“O mundo não é dado a principio.
Ele se faz através da estratégia
humana de significação”.
(Patrick Charaudeau)
Os saberes das
Letras
Eis o essencial:
“A linguagem é própria do homem. Desde a Antiguidade
que os filósofos o repetem, o que vem sendo confirmado pelas ciências sociais
através de suas análises e experimentos.
É a linguagem que permite ao homem pensar e
agir. Pois não há ação sem pensamento, nem pensamento sem linguagem. É também a
linguagem que permite ao homem viver em sociedade. Sem a linguagem ele não
saberia como entrar em contato com os outros, como estabelecer vínculos
psicológicos e sociais com esse outro que é, ao mesmo tempo, semelhante e
diferente. Da mesma forma, ele não saberia como constituir comunidades de
indivíduos em torno de um “desejo de viver junto”. A linguagem é um poder,
talvez o primeiro poder do homem.
Mas esse poder da linguagem não cai do céu.
São os homens que o constroem, que o amoldam através de suas trocas, seus
contatos ao longo da história dos povos. Assim, é forçoso considerar que a
linguagem é um fenômeno complexo que não se reduz ao simples manejo das regras
de gramática e das palavras do dicionário, como tendem a fazer crer a escola e
o senso comum. A linguagem é uma atividade humana que se desdobra no teatro da
vida social e cuja encenação resulta de vários componentes, cada um exigindo um
“savoir-faire”, o que é chamado de competência”.

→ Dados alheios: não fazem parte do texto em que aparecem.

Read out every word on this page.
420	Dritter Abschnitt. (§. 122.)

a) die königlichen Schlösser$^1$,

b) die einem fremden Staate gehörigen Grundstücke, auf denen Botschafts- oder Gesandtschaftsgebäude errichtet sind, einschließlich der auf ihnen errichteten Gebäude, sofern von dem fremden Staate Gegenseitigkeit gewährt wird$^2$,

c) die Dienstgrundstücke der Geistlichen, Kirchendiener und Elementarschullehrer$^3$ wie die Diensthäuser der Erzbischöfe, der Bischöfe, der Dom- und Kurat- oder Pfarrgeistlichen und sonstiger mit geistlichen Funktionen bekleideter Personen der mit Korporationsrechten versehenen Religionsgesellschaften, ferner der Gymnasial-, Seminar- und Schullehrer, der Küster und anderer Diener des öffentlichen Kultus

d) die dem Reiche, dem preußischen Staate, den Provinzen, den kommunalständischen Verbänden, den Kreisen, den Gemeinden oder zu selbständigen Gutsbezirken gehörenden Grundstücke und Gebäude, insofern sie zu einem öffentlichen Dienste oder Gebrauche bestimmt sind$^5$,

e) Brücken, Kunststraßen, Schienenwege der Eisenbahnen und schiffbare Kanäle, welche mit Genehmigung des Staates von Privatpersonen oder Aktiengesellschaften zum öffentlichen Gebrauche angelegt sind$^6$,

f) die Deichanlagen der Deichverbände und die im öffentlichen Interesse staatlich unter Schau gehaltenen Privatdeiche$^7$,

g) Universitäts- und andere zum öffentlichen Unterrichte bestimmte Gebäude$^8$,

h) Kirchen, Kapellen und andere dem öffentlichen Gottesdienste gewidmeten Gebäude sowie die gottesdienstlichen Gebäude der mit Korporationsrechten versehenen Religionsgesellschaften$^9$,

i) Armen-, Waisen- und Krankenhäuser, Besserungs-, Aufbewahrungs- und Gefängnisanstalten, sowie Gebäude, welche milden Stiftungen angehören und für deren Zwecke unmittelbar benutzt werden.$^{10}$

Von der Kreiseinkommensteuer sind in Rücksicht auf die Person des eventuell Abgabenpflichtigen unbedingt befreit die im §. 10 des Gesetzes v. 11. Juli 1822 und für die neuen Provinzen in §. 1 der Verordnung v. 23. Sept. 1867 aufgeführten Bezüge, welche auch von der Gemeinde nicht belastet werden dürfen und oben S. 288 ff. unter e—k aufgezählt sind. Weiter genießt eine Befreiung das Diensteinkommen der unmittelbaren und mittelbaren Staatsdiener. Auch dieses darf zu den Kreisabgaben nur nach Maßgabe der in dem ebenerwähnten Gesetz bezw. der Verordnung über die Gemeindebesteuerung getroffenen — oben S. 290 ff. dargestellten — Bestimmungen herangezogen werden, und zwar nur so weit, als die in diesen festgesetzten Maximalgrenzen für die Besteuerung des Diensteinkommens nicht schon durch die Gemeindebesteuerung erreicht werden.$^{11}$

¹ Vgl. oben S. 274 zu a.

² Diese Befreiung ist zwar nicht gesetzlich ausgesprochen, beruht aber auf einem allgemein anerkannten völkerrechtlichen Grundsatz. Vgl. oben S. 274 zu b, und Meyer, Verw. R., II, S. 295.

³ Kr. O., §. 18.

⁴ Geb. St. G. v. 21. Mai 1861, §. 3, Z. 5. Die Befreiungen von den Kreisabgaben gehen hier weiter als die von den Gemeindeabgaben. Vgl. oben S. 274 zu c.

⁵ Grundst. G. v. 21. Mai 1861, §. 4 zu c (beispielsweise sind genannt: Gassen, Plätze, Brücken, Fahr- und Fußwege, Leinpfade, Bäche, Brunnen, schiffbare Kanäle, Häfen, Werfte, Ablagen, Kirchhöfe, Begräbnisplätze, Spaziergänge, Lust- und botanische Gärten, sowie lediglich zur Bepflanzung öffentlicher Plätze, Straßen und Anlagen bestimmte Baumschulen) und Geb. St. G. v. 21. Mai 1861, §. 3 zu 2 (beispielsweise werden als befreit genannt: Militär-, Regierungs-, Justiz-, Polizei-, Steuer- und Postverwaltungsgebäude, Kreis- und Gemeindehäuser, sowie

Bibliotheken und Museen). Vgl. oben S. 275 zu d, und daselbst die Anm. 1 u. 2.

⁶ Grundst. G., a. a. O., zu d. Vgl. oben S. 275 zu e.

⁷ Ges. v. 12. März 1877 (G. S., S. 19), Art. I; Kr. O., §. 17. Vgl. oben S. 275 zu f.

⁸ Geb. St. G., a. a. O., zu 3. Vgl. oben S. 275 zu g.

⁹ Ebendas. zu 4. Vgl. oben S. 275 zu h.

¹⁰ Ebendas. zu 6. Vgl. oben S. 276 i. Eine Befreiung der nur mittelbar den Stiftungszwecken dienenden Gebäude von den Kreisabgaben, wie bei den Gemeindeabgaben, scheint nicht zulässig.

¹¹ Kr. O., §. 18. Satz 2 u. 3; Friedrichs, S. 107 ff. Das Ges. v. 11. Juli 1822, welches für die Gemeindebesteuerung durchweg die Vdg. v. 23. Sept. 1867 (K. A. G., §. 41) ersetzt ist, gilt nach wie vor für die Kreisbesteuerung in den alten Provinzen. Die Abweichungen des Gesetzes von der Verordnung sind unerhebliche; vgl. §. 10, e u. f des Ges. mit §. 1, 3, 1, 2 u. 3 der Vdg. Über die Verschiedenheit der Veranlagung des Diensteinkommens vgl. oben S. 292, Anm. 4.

(Patrick Charaudeau – p. 7)
Estamos na linguagem e a linguagem está em nós. É disto que se
trata: de paixão. Do que sofremos e
do que diante do qual nossa vontade se cala. É de passividade que se trata,
portanto da paixão, do que se sofre e do que faz sofrer. Na filosofia
aristotélica, a paixão inclui-se entre as categorias primeiras do ser, a saber,
a quantidade, a qualidade, a relação, o tempo, o lugar, a situação, a ação e a
posse. Nela, paixão pressupõe a ideia de passividade (“ ser queimado”, “ser
ferido”). É também da paixão romântica que se trata, que não é senão desejo,
exaltação, sentimento impetuoso, devastador. Da paixão que nos arrebata e nos
impele a agir segundo o desejado. Para o bem ou para o mal, a paixão nos move.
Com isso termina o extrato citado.